Pro Tips for Better Flavor
For extra depth, season the filling gradually and taste as you go. Roasting the sweet potatoes directly on the rack gives them better texture and flavor. If you like herbs, fresh thyme or parsley adds a clean finish to this sweet potato meal.
Serving and Storage
How to Serve
Serve these stuffed sweet potatoes hot, with the filling generously piled on top. They work beautifully as a standalone high protein dinner, but you can also pair them with a simple green salad or roasted vegetables for a complete meal.

How to Store Leftovers
Store leftovers in an airtight container in the refrigerator for up to four days. Reheat gently in the oven or microwave until warmed through, making them perfect for meal prep.
Conclusion
These creamy chicken pot pie stuffed sweet potatoes prove that comfort food can still be nourishing and balanced. With simple ingredients and straightforward steps, this recipe makes weeknight dinners both easy and satisfying. Try it once, and you will come back to it again and again.
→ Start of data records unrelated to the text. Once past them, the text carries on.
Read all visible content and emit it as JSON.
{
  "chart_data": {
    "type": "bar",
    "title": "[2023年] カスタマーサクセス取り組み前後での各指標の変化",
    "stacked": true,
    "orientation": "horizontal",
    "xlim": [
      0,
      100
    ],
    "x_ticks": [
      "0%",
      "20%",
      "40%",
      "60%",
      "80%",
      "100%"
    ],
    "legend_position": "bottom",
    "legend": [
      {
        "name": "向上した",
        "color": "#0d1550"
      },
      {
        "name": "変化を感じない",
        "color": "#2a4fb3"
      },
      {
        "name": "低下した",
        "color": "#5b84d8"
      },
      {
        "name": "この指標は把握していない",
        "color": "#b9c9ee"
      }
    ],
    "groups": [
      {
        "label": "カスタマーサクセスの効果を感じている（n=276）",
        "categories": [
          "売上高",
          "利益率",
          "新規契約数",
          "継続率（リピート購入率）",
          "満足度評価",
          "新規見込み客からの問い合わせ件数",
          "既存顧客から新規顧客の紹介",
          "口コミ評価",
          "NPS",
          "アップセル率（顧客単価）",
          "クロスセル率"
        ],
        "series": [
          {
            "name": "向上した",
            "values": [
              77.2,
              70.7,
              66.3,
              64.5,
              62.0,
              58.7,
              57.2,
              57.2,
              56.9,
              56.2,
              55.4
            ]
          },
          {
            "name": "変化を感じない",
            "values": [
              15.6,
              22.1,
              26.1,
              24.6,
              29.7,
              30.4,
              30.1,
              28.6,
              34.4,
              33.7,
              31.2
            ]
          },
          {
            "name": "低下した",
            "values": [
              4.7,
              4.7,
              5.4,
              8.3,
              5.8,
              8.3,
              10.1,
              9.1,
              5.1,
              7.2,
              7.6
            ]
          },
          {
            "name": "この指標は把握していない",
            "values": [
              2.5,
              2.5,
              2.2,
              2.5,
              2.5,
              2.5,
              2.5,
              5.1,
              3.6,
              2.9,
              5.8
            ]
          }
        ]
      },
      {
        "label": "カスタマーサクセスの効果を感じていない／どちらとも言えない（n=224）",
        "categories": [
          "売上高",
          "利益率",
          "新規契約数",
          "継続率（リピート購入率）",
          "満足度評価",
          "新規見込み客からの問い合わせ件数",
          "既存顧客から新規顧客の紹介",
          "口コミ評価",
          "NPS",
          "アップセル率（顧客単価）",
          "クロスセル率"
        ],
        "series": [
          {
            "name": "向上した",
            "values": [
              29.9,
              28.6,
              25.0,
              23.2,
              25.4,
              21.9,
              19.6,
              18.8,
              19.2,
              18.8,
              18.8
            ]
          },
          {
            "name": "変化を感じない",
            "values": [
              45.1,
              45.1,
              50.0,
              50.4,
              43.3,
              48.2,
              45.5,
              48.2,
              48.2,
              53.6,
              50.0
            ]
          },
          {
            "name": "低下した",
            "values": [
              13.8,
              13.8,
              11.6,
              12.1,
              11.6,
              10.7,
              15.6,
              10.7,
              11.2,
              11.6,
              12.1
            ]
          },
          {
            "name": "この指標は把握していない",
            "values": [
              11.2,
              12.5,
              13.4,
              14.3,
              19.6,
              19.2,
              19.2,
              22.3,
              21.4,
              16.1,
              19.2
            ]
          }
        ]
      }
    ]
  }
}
Frequently Asked Questions
Can I make this recipe ahead of time?
Yes, you can prepare the filling in advance and store it separately. Reheat it gently before stuffing freshly baked sweet potatoes for best results.
Can I use rotisserie chicken?
Absolutely. Rotisserie chicken works well and saves time, making this recipe even more convenient.
Are these stuffed sweet potatoes freezer-friendly?
You can freeze the filling on its own, but fresh sweet potatoes work best when baked and served right away.